The fundraising is above the $1.5 billion it said it had raised, which had smashed analysts' forecasts, and comes despite poor returns from AHL this month after a sell-off in commodity markets. "The strong fund flow momentum since year-end is a clear positive," Citi analysts said in a note, while pointing out that "unsustainable" factors had driven the forecast-beating profits.
Man Group shares were trading up 3.4 percent at 247.2 pence at 1024 GMT, among the top risers ahead in the FTSE 100 index, which was up 0.5 percent at the same time. "The phenomenal success of the Japan AHL launch demonstrates the concerns people had around the ... earthquake and ... tsunami around our asset-raising were completely unfounded," Man's CEO Peter Clarke said on a call to journalists.

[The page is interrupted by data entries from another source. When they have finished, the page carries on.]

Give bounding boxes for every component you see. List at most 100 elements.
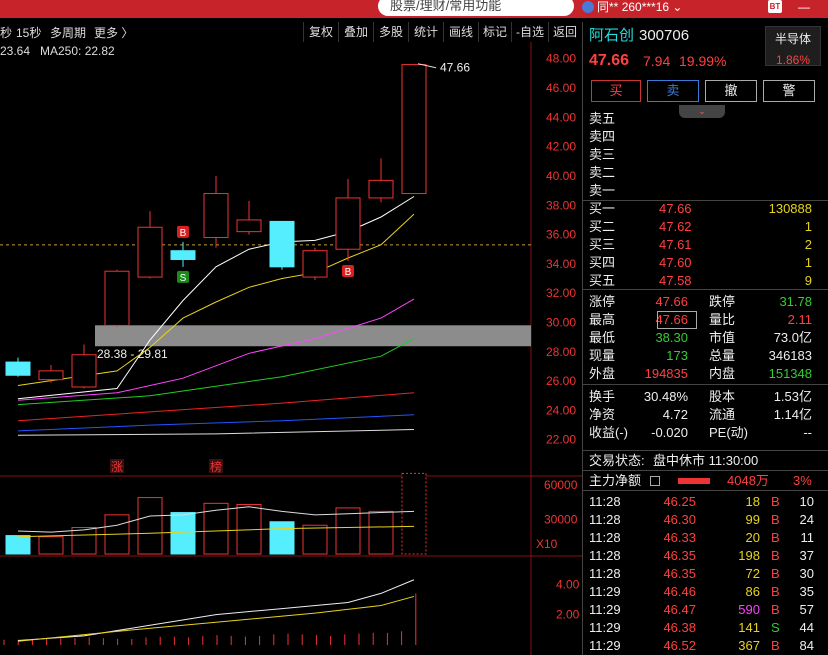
back-button[interactable]: 返回 (548, 22, 581, 42)
stat-流通-label: 流通 (709, 407, 736, 422)
tick-count: 24 (799, 512, 814, 527)
more-button[interactable]: 更多 〉 (94, 24, 133, 41)
tick-count: 35 (799, 584, 814, 599)
collapse-chevron-icon[interactable]: ⌄ (679, 105, 725, 118)
price-change: 7.94 (643, 53, 671, 69)
candle-body (104, 270, 130, 326)
y-tick-label: 30.00 (546, 316, 576, 330)
chart-toolbar: 秒 15秒 多周期 更多 〉 复权 叠加 多股 统计 画线 标记 -自选 返回 … (0, 22, 582, 58)
stat-量比-value: 2.11 (787, 312, 812, 327)
draw-line-button[interactable]: 画线 (443, 22, 478, 42)
candle-body (170, 250, 196, 260)
kline-chart[interactable]: 48.00 46.00 44.00 42.00 40.00 38.00 36.00 34.00… (0, 0, 582, 655)
volume-bar (71, 527, 97, 555)
period-fast[interactable]: 秒 (0, 24, 12, 41)
minimize-button[interactable]: — (798, 0, 810, 14)
y-tick-label: 26.00 (546, 374, 576, 388)
y-tick-label: 22.00 (546, 433, 576, 447)
cancel-order-button[interactable]: 撤 (705, 80, 757, 102)
tick-volume: 72 (745, 566, 760, 581)
tick-time: 11:29 (589, 638, 621, 653)
tick-side: B (771, 566, 780, 581)
candle-body (269, 220, 295, 268)
ask-level-label: 卖三 (589, 147, 616, 162)
bid-price[interactable]: 47.62 (659, 218, 692, 236)
stats-button[interactable]: 统计 (408, 22, 443, 42)
tick-volume: 198 (738, 548, 760, 563)
bid-price[interactable]: 47.66 (659, 200, 692, 218)
bid-price[interactable]: 47.58 (659, 272, 692, 290)
tick-side: B (771, 638, 780, 653)
tick-time: 11:28 (589, 548, 621, 563)
gap-band (95, 325, 531, 347)
tick-price: 46.35 (663, 548, 696, 563)
stat-换手-value: 30.48% (643, 389, 688, 404)
tick-count: 84 (799, 638, 814, 653)
stat-外盘-value: 194835 (644, 366, 688, 381)
stat-总量-label: 总量 (709, 348, 736, 363)
mark-button[interactable]: 标记 (478, 22, 511, 42)
candle-body (71, 354, 97, 388)
stat-最低-label: 最低 (589, 330, 616, 345)
stat-净资-label: 净资 (589, 407, 616, 422)
volume-unit: X10 (536, 537, 558, 551)
buy-button[interactable]: 买 (591, 80, 641, 102)
user-name: 同** (597, 0, 619, 14)
tick-side: B (771, 584, 780, 599)
bid-price[interactable]: 47.61 (659, 236, 692, 254)
tick-price: 46.52 (663, 638, 696, 653)
y-tick-label: 36.00 (546, 228, 576, 242)
tick-price: 46.47 (663, 602, 696, 617)
bid-level-label: 买一 (589, 201, 616, 216)
stat-收益-value: -0.020 (651, 425, 688, 440)
candle-body (5, 361, 31, 376)
stat-跌停-value: 31.78 (779, 294, 812, 309)
quote-panel: 阿石创 300706 半导体 1.86% 47.66 7.94 19.99% 买… (582, 22, 828, 655)
tick-volume: 367 (738, 638, 760, 653)
tick-count: 11 (800, 530, 815, 545)
tick-price: 46.25 (663, 494, 696, 509)
event-tag-label: 榜 (210, 459, 222, 474)
y-tick-label: 38.00 (546, 198, 576, 212)
trade-marker-label: S (180, 273, 187, 284)
tick-count: 30 (799, 566, 814, 581)
stat-跌停-label: 跌停 (709, 294, 736, 309)
tick-count: 10 (799, 494, 814, 509)
y-tick-label: 44.00 (546, 110, 576, 124)
tick-side: S (771, 620, 780, 635)
alert-button[interactable]: 警 (763, 80, 815, 102)
candle-body (401, 64, 427, 195)
stat-净资-value: 4.72 (662, 407, 688, 422)
stock-code: 300706 (639, 27, 690, 44)
multi-stock-button[interactable]: 多股 (373, 22, 408, 42)
bid-level-label: 买四 (589, 255, 616, 270)
stat-收益-label: 收益(-) (589, 425, 628, 440)
bt-icon[interactable]: BT (768, 0, 782, 13)
stat-现量-value: 173 (666, 348, 688, 363)
sector-box[interactable]: 半导体 1.86% (765, 26, 821, 67)
list-icon[interactable] (650, 476, 660, 486)
account-id: 260***16 (621, 0, 670, 14)
period-15s[interactable]: 15秒 (16, 24, 41, 41)
sell-button[interactable]: 卖 (647, 80, 699, 102)
ask-level-label: 卖一 (589, 183, 616, 198)
stat-市值-value: 73.0亿 (773, 330, 812, 345)
sector-name: 半导体 (774, 32, 811, 46)
high-price-highlight (657, 311, 697, 329)
tick-volume: 590 (738, 602, 760, 617)
tick-time: 11:28 (589, 494, 621, 509)
tick-price: 46.30 (663, 512, 696, 527)
bid-volume: 130888 (768, 201, 812, 216)
user-account[interactable]: 同** 260***16 ⌄ (582, 0, 682, 14)
tick-side: B (771, 602, 780, 617)
multi-period-button[interactable]: 多周期 (50, 24, 86, 41)
adjust-button[interactable]: 复权 (303, 22, 338, 42)
ma60-line (17, 392, 415, 422)
stat-最低-value: 38.30 (655, 330, 688, 345)
ma250-line (17, 429, 415, 436)
volume-bar (137, 497, 163, 555)
overlay-button[interactable]: 叠加 (338, 22, 373, 42)
watchlist-remove-button[interactable]: -自选 (511, 22, 548, 42)
candle-body (203, 193, 229, 239)
bid-price[interactable]: 47.60 (659, 254, 692, 272)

Man Group said in March that clients had finally begun to return to its funds, helped by last year's $1.6 billion acquisition of GLG, ending a two-year streak of net outflows. In contrast the hedge fund industry began to see clients return as early as 2009, and this year saw total assets balloon above $2 trillion for the first time, according to Hedge Fund Research.

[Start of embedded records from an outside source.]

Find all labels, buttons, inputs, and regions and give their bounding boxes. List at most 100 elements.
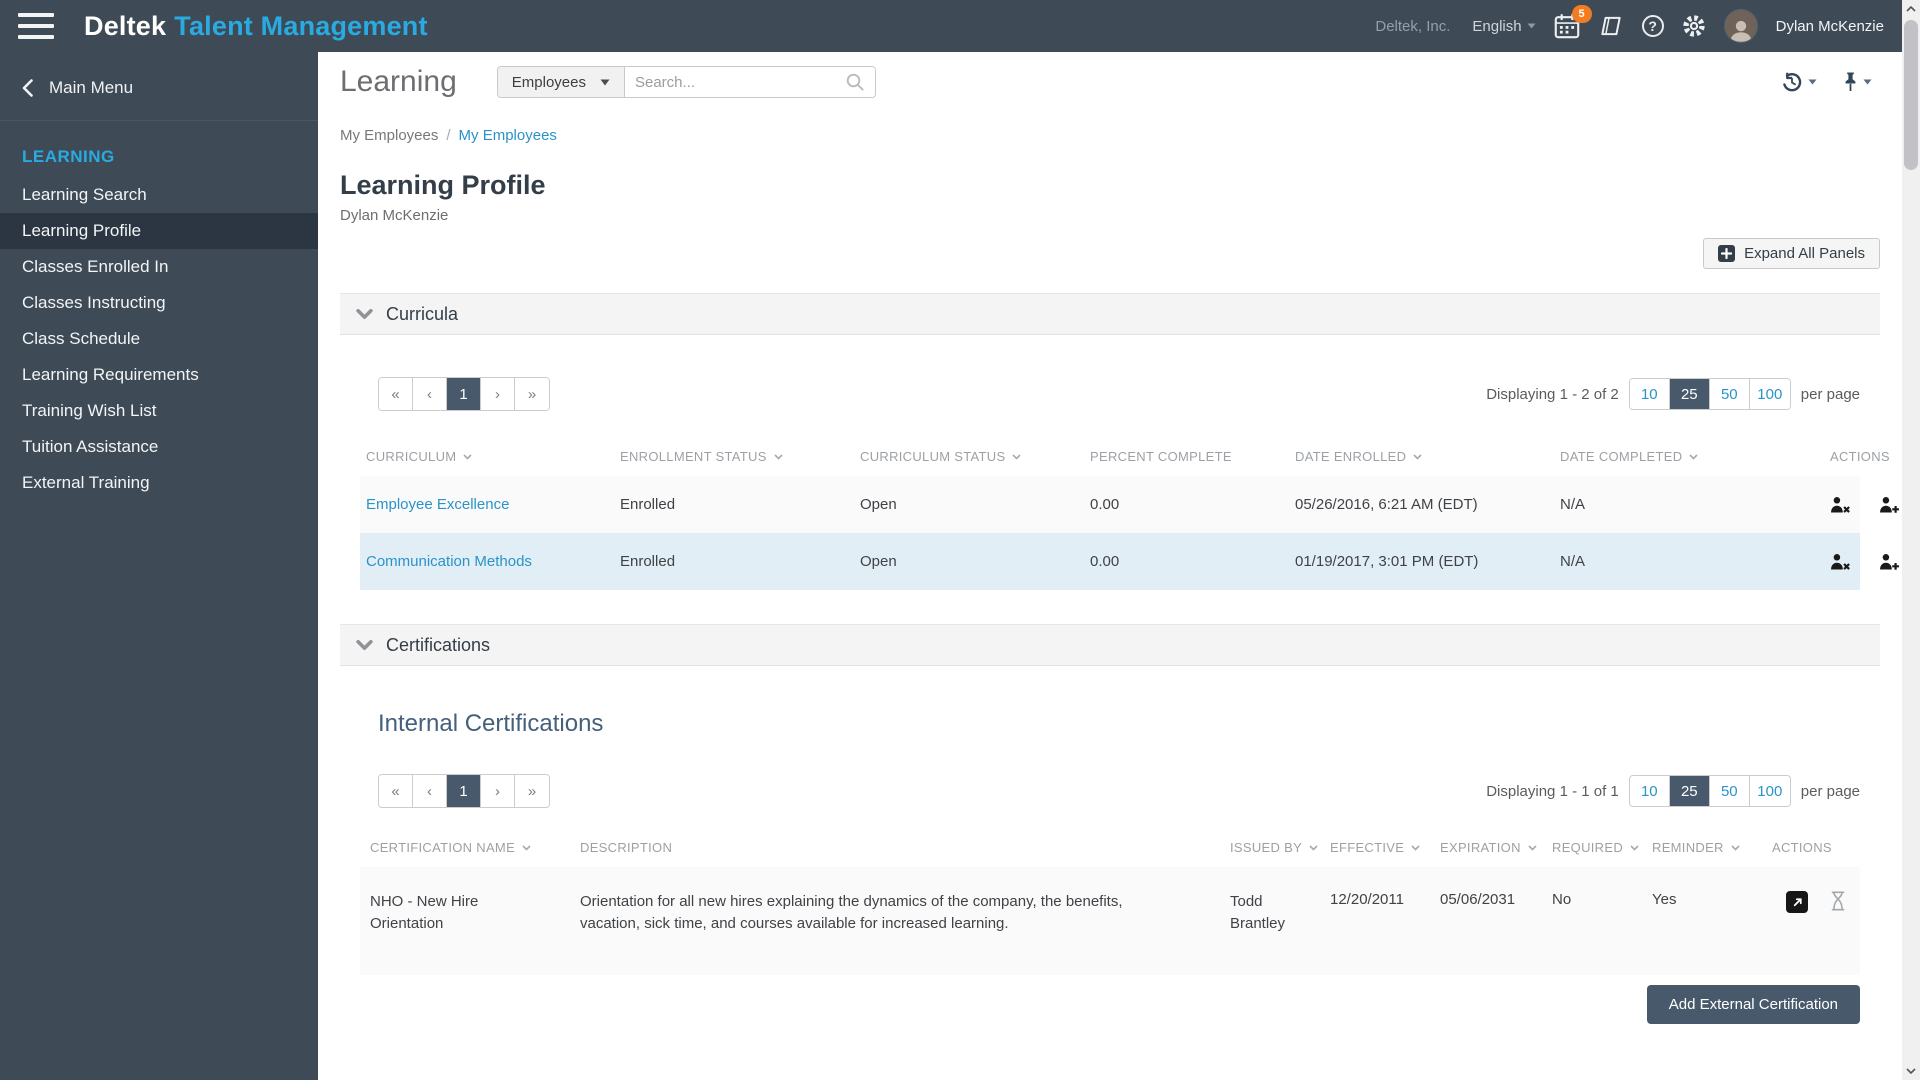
chevron-down-icon: [1808, 79, 1817, 85]
col-curriculum[interactable]: CURRICULUM: [360, 449, 620, 464]
main-content: Learning Employees Search... My Employee…: [318, 52, 1902, 1080]
pin-dropdown[interactable]: [1843, 71, 1872, 93]
external-link-icon[interactable]: [1786, 891, 1808, 913]
table-row: NHO - New Hire Orientation Orientation f…: [360, 867, 1860, 975]
curriculum-link[interactable]: Communication Methods: [360, 553, 620, 570]
page-title: Learning Profile: [340, 170, 546, 200]
remove-user-icon[interactable]: [1830, 496, 1851, 513]
internal-certifications-title: Internal Certifications: [378, 710, 604, 737]
module-title: Learning: [340, 65, 457, 98]
gear-icon[interactable]: [1682, 14, 1706, 38]
sidebar-item-classes-enrolled-in[interactable]: Classes Enrolled In: [0, 249, 318, 285]
first-page-button[interactable]: «: [379, 775, 413, 807]
sidebar-item-class-schedule[interactable]: Class Schedule: [0, 321, 318, 357]
col-effective[interactable]: EFFECTIVE: [1330, 840, 1440, 855]
sidebar-item-training-wish-list[interactable]: Training Wish List: [0, 393, 318, 429]
col-required[interactable]: REQUIRED: [1552, 840, 1652, 855]
date-completed-value: N/A: [1560, 496, 1586, 513]
main-menu-back[interactable]: Main Menu: [0, 52, 318, 121]
first-page-button[interactable]: «: [379, 378, 413, 410]
last-page-button[interactable]: »: [515, 775, 549, 807]
col-date-completed[interactable]: DATE COMPLETED: [1560, 449, 1830, 464]
user-name: Dylan McKenzie: [1775, 17, 1884, 35]
col-enrollment-status[interactable]: ENROLLMENT STATUS: [620, 449, 860, 464]
sidebar-section-learning: LEARNING: [22, 147, 115, 166]
scrollbar-thumb[interactable]: [1904, 20, 1918, 170]
search-group: Employees: [496, 66, 876, 98]
help-icon[interactable]: ?: [1641, 15, 1664, 37]
sort-caret-icon: [774, 453, 783, 460]
search-icon[interactable]: [834, 67, 875, 97]
breadcrumb-my-employees-link[interactable]: My Employees: [459, 127, 557, 144]
prev-page-button[interactable]: ‹: [413, 378, 447, 410]
sort-caret-icon: [1012, 453, 1022, 460]
last-page-button[interactable]: »: [515, 378, 549, 410]
page-1-button[interactable]: 1: [447, 378, 481, 410]
col-expiration[interactable]: EXPIRATION: [1440, 840, 1552, 855]
curricula-panel-header[interactable]: Curricula: [340, 293, 1880, 335]
col-curriculum-status[interactable]: CURRICULUM STATUS: [860, 449, 1090, 464]
sort-caret-icon: [463, 453, 472, 460]
history-icon: [1783, 72, 1802, 92]
sidebar-item-external-training[interactable]: External Training: [0, 465, 318, 501]
user-avatar[interactable]: [1723, 9, 1758, 43]
sidebar-item-learning-search[interactable]: Learning Search: [0, 177, 318, 213]
language-dropdown[interactable]: English: [1472, 18, 1536, 35]
next-page-button[interactable]: ›: [481, 775, 515, 807]
page-size-50[interactable]: 50: [1709, 776, 1750, 806]
certification-name-value: NHO - New Hire Orientation: [370, 893, 479, 932]
prev-page-button[interactable]: ‹: [413, 775, 447, 807]
expand-all-panels-label: Expand All Panels: [1744, 245, 1865, 262]
page-size-10[interactable]: 10: [1629, 379, 1670, 409]
col-issued-by[interactable]: ISSUED BY: [1230, 840, 1330, 855]
table-row: Communication Methods Enrolled Open 0.00…: [360, 533, 1899, 590]
add-external-certification-button[interactable]: Add External Certification: [1646, 984, 1860, 1024]
curriculum-status-value: Open: [860, 553, 897, 570]
sidebar-item-tuition-assistance[interactable]: Tuition Assistance: [0, 429, 318, 465]
add-user-icon[interactable]: [1879, 496, 1900, 513]
sort-caret-icon: [522, 844, 531, 851]
certifications-panel-title: Certifications: [386, 634, 491, 655]
col-date-enrolled[interactable]: DATE ENROLLED: [1295, 449, 1560, 464]
search-scope-dropdown[interactable]: Employees: [497, 67, 625, 97]
page-size-100[interactable]: 100: [1749, 776, 1790, 806]
curricula-pager: « ‹ 1 › »: [378, 377, 550, 411]
certifications-table-header: CERTIFICATION NAME DESCRIPTION ISSUED BY…: [360, 840, 1860, 855]
history-dropdown[interactable]: [1781, 71, 1817, 93]
col-reminder[interactable]: REMINDER: [1652, 840, 1772, 855]
hourglass-icon[interactable]: [1830, 891, 1846, 911]
sort-caret-icon: [1309, 844, 1318, 851]
sidebar-item-learning-profile[interactable]: Learning Profile: [0, 213, 318, 249]
vertical-scrollbar[interactable]: [1902, 0, 1920, 1080]
col-certification-name[interactable]: CERTIFICATION NAME: [360, 840, 580, 855]
page-size-25[interactable]: 25: [1669, 776, 1710, 806]
page-size-100[interactable]: 100: [1749, 379, 1790, 409]
page-1-button[interactable]: 1: [447, 775, 481, 807]
page-size-50[interactable]: 50: [1709, 379, 1750, 409]
scroll-down-icon[interactable]: [1902, 1062, 1920, 1080]
certifications-page-sizes: 10 25 50 100: [1628, 775, 1791, 807]
page-size-10[interactable]: 10: [1629, 776, 1670, 806]
hamburger-menu-icon[interactable]: [18, 13, 54, 39]
sort-caret-icon: [1528, 844, 1537, 851]
expand-all-panels-button[interactable]: Expand All Panels: [1703, 238, 1880, 269]
page-size-25[interactable]: 25: [1669, 379, 1710, 409]
scroll-up-icon[interactable]: [1902, 0, 1920, 18]
breadcrumb-my-employees[interactable]: My Employees: [340, 127, 438, 144]
per-page-label: per page: [1800, 385, 1860, 403]
col-description: DESCRIPTION: [580, 840, 673, 855]
calendar-icon[interactable]: 5: [1554, 5, 1592, 39]
certifications-panel-header[interactable]: Certifications: [340, 624, 1880, 666]
book-icon[interactable]: [1598, 15, 1624, 37]
add-user-icon[interactable]: [1879, 553, 1900, 570]
enrollment-status-value: Enrolled: [620, 553, 676, 570]
sidebar-item-classes-instructing[interactable]: Classes Instructing: [0, 285, 318, 321]
chevron-down-icon: [356, 639, 373, 650]
sort-caret-icon: [1731, 844, 1740, 851]
search-input[interactable]: [624, 67, 835, 97]
certification-description-value: Orientation for all new hires explaining…: [580, 893, 1123, 932]
curriculum-link[interactable]: Employee Excellence: [360, 496, 620, 513]
sidebar-item-learning-requirements[interactable]: Learning Requirements: [0, 357, 318, 393]
next-page-button[interactable]: ›: [481, 378, 515, 410]
remove-user-icon[interactable]: [1830, 553, 1851, 570]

Yet data from hedge fund services firm GlobeOp this month indicated investor jitters had not entirely disappeared, after hedge funds saw an increase in the volume of redemption requests in the wake of the commodities sell-off. AHL, a "blackbox" fund named after 1980s founders Michael Adam, David Harding and Martin Lueck, is down 6 percent since May 2, after the commodity sell-off, and has fallen to end-March levels.

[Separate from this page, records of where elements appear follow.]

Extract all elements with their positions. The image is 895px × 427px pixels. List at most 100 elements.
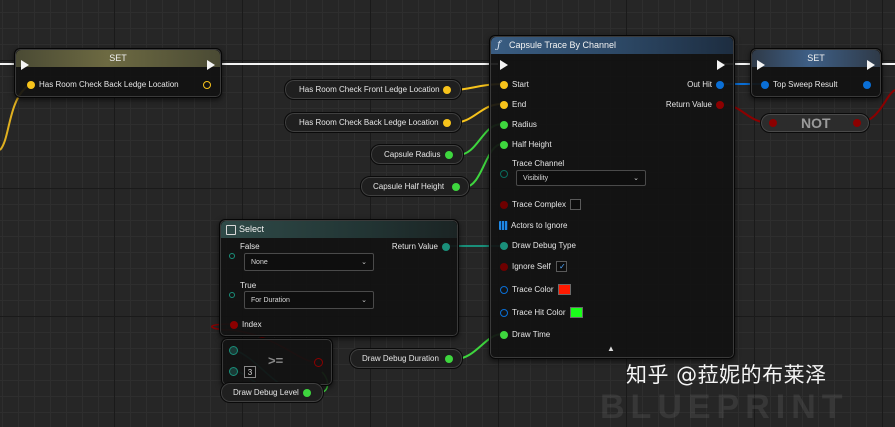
select-header: Select — [221, 221, 457, 238]
trace-channel-pin[interactable] — [500, 170, 508, 178]
false-dropdown[interactable]: None ⌄ — [244, 253, 374, 271]
checkmark-icon: ✓ — [559, 262, 566, 271]
set-node-header: SET — [752, 50, 880, 67]
compare-a-pin[interactable] — [229, 346, 238, 355]
trace-channel-label: Trace Channel — [512, 159, 565, 168]
struct-out-pin[interactable] — [863, 81, 871, 89]
var-capsule-half-height[interactable]: Capsule Half Height — [360, 176, 470, 197]
operator-label: >= — [268, 353, 284, 368]
var-draw-debug-duration-label: Draw Debug Duration — [362, 354, 439, 363]
exec-in-pin[interactable] — [21, 60, 29, 70]
var-front-ledge-label: Has Room Check Front Ledge Location — [299, 85, 440, 94]
set-node-header: SET — [16, 50, 220, 67]
collapse-arrow-icon[interactable]: ▲ — [607, 344, 615, 353]
return-value-label: Return Value — [665, 100, 712, 109]
true-label: True — [240, 281, 257, 290]
bool-out-pin[interactable] — [853, 119, 861, 127]
var-draw-debug-duration[interactable]: Draw Debug Duration — [349, 348, 463, 369]
chevron-down-icon: ⌄ — [361, 259, 367, 266]
ignore-self-label: Ignore Self — [512, 262, 551, 271]
bool-out-pin[interactable] — [203, 81, 211, 89]
out-hit-label: Out Hit — [687, 80, 712, 89]
select-icon — [226, 225, 236, 235]
end-label: End — [512, 100, 527, 109]
start-label: Start — [512, 80, 529, 89]
return-value-label: Return Value — [391, 242, 438, 251]
set-pin-label: Top Sweep Result — [773, 80, 838, 89]
not-label: NOT — [801, 115, 831, 131]
trace-complex-label: Trace Complex — [512, 200, 566, 209]
float-out-pin[interactable] — [303, 389, 311, 397]
set-node-right[interactable]: SET Top Sweep Result — [750, 48, 882, 98]
var-capsule-radius[interactable]: Capsule Radius — [370, 144, 464, 165]
radius-label: Radius — [512, 120, 537, 129]
true-dropdown[interactable]: For Duration ⌄ — [244, 291, 374, 309]
trace-hit-color-swatch[interactable] — [570, 307, 583, 318]
bool-in-pin[interactable] — [27, 81, 35, 89]
var-capsule-radius-label: Capsule Radius — [384, 150, 441, 159]
trace-color-pin[interactable] — [500, 286, 508, 294]
radius-pin[interactable] — [500, 121, 508, 129]
chevron-down-icon: ⌄ — [361, 297, 367, 304]
struct-in-pin[interactable] — [761, 81, 769, 89]
return-value-pin[interactable] — [716, 101, 724, 109]
float-out-pin[interactable] — [445, 355, 453, 363]
draw-time-pin[interactable] — [500, 331, 508, 339]
compare-value-box[interactable]: 3 — [244, 366, 256, 378]
var-draw-debug-level-label: Draw Debug Level — [233, 388, 299, 397]
exec-out-pin[interactable] — [867, 60, 875, 70]
var-back-ledge[interactable]: Has Room Check Back Ledge Location — [284, 112, 462, 133]
draw-time-label: Draw Time — [512, 330, 551, 339]
trace-hit-color-pin[interactable] — [500, 309, 508, 317]
float-out-pin[interactable] — [452, 183, 460, 191]
capsule-trace-header: ƒ Capsule Trace By Channel — [491, 37, 733, 54]
float-out-pin[interactable] — [445, 151, 453, 159]
select-node[interactable]: Select False None ⌄ True For Duration ⌄ … — [219, 219, 459, 337]
select-title: Select — [239, 224, 265, 234]
trace-complex-pin[interactable] — [500, 201, 508, 209]
function-icon: ƒ — [497, 40, 501, 51]
ignore-self-pin[interactable] — [500, 263, 508, 271]
exec-out-pin[interactable] — [717, 60, 725, 70]
compare-b-pin[interactable] — [229, 367, 238, 376]
compare-node[interactable]: 3 >= — [221, 338, 333, 386]
set-node-left[interactable]: SET Has Room Check Back Ledge Location — [14, 48, 222, 98]
var-front-ledge[interactable]: Has Room Check Front Ledge Location — [284, 79, 462, 100]
trace-hit-color-label: Trace Hit Color — [512, 308, 566, 317]
not-node[interactable]: NOT — [760, 113, 870, 133]
half-height-pin[interactable] — [500, 141, 508, 149]
vector-out-pin[interactable] — [443, 86, 451, 94]
vector-out-pin[interactable] — [443, 119, 451, 127]
out-hit-pin[interactable] — [716, 81, 724, 89]
ignore-self-checkbox[interactable]: ✓ — [556, 261, 567, 272]
start-pin[interactable] — [500, 81, 508, 89]
actors-ignore-pin[interactable] — [499, 221, 508, 230]
compare-out-pin[interactable] — [314, 358, 323, 367]
index-label: Index — [242, 320, 262, 329]
false-label: False — [240, 242, 260, 251]
half-height-label: Half Height — [512, 140, 552, 149]
draw-debug-type-label: Draw Debug Type — [512, 241, 576, 250]
chevron-down-icon: ⌄ — [633, 175, 639, 182]
end-pin[interactable] — [500, 101, 508, 109]
return-value-pin[interactable] — [442, 243, 450, 251]
trace-complex-checkbox[interactable] — [570, 199, 581, 210]
false-value: None — [251, 259, 268, 266]
actors-ignore-label: Actors to Ignore — [511, 221, 568, 230]
bool-in-pin[interactable] — [769, 119, 777, 127]
trace-channel-dropdown[interactable]: Visibility ⌄ — [516, 170, 646, 186]
exec-in-pin[interactable] — [500, 60, 508, 70]
true-pin[interactable] — [229, 292, 235, 298]
draw-debug-type-pin[interactable] — [500, 242, 508, 250]
index-pin[interactable] — [230, 321, 238, 329]
trace-color-label: Trace Color — [512, 285, 554, 294]
zhihu-watermark: 知乎 @菈妮的布莱泽 — [626, 363, 827, 387]
capsule-trace-node[interactable]: ƒ Capsule Trace By Channel Start End Rad… — [489, 35, 735, 359]
var-draw-debug-level[interactable]: Draw Debug Level — [220, 382, 324, 403]
false-pin[interactable] — [229, 253, 235, 259]
trace-color-swatch[interactable] — [558, 284, 571, 295]
exec-in-pin[interactable] — [757, 60, 765, 70]
exec-out-pin[interactable] — [207, 60, 215, 70]
var-back-ledge-label: Has Room Check Back Ledge Location — [299, 118, 439, 127]
blueprint-watermark: BLUEPRINT — [600, 388, 849, 426]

This takes the fund to around 12 percent, on average, below its so-called high-water mark, above which it can earn performance fees. Clarke said he didn't expect "recent performance to have any impact on immediate sales". Pretax profit for the year was $599 million, above Man's March forecast of $560 million, boosted by a rise in performance fees after strong returns from AHL in March and accounting adjustments.
However, management fee margins fell to 277 basis points from 304 basis points as sales of open-ended funds diluted margins from more lucrative guaranteed products. Clarke added that sales in the Middle East, Latin America and parts of Europe helped it raise $400 million from the launch of its first guaranteed fund to combine AHL and GLG funds. The firm is also launching an emerging markets currency fund, from which Clarke expects "a significant result". This month Clarke said the firm plans to expand the number of fund managers based in Asia.